His focus was sharp. He wanted to work towards improving the health of women – both through his practice as well as through research. “Women in rural areas, irrespective of how developed a nation is, have a disadvantage over their counterparts in urban areas. Globally, most of the research and advanced medical facilities are available in big cities,” adds Dr. Rane. Rural Australia offered him a good life as well as an opportunity to bring about change. This was 1996.
In his decade and half long journey in Australia, he has set up a pelvic health unit which is at the forefront of research and treatment in this field and has to his credit, the only sub-specialist Urogynaecology service in the country. His hard work and contribution to the field was recently recognized by the Australian Government, who conferred him with the Order of Australia Medal (OAM).
But he credits the success to his roots. While Dr. Rane was born in United Kingdom to an affluent family, at the age of five, his parents decided to move back to India. Interestingly, the reason which made his father move back was the desire to work and help the people in rural India. They settled in a small village in the Jalgaon district of Maharashtra. “I used to take a bus to my school which was twenty five kilometers away from home at a place called Bhusawal,” says Dr. Rane. And while he had a comfortable life, his parents made sure that he was not out of touch with the reality and that everybody is not that lucky!

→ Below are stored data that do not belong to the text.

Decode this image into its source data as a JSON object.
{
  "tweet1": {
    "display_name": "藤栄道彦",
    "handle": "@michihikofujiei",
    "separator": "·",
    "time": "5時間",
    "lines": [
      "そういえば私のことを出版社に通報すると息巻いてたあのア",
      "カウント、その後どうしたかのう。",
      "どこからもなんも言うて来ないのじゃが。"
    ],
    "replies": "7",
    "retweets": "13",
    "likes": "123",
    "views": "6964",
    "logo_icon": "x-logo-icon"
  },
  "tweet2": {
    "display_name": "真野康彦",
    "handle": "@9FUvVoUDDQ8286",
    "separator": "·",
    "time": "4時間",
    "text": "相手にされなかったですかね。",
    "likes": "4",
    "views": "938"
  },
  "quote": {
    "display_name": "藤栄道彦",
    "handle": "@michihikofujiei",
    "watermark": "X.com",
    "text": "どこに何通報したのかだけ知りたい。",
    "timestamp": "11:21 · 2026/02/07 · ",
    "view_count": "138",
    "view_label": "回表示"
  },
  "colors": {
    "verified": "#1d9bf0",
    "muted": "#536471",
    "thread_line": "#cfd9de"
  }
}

“I saw the inequalities that exist. The enormous amount of trauma that women have to go through and it’s from womb to tomb. I did my undergraduate medical degree in Pune and in the second year chose gynecology as my specialization. Post which I got selected for a research project at Oxford University and then started practice in UK,” says Dr.
While in Australia, he also had a keen desire to do something in India. That’s when he decided to set up a fistula unit at K G Hospital in Chennai in 1999. “I was associated with the hospital for ten years and today it has its own team and functions perfectly. That was the objective. We wanted to set it up, train local doctors and then let them run the facility. We even sponsored training programmes for these doctors outside India,” adds Dr.
He however continues to run an orphanage, close to the hospital, which now has 53 children. They are girls who have been abandoned by their families. “I will continue to run this place. This project is close to my heart,” he says. Even though he does not plan to move back to India in the short-term, but he does not rule it out either. The culture, history and values, he feels, are unparalleled in the world. “And India today is a super-power in the making. One of the best places to invest,” he concludes.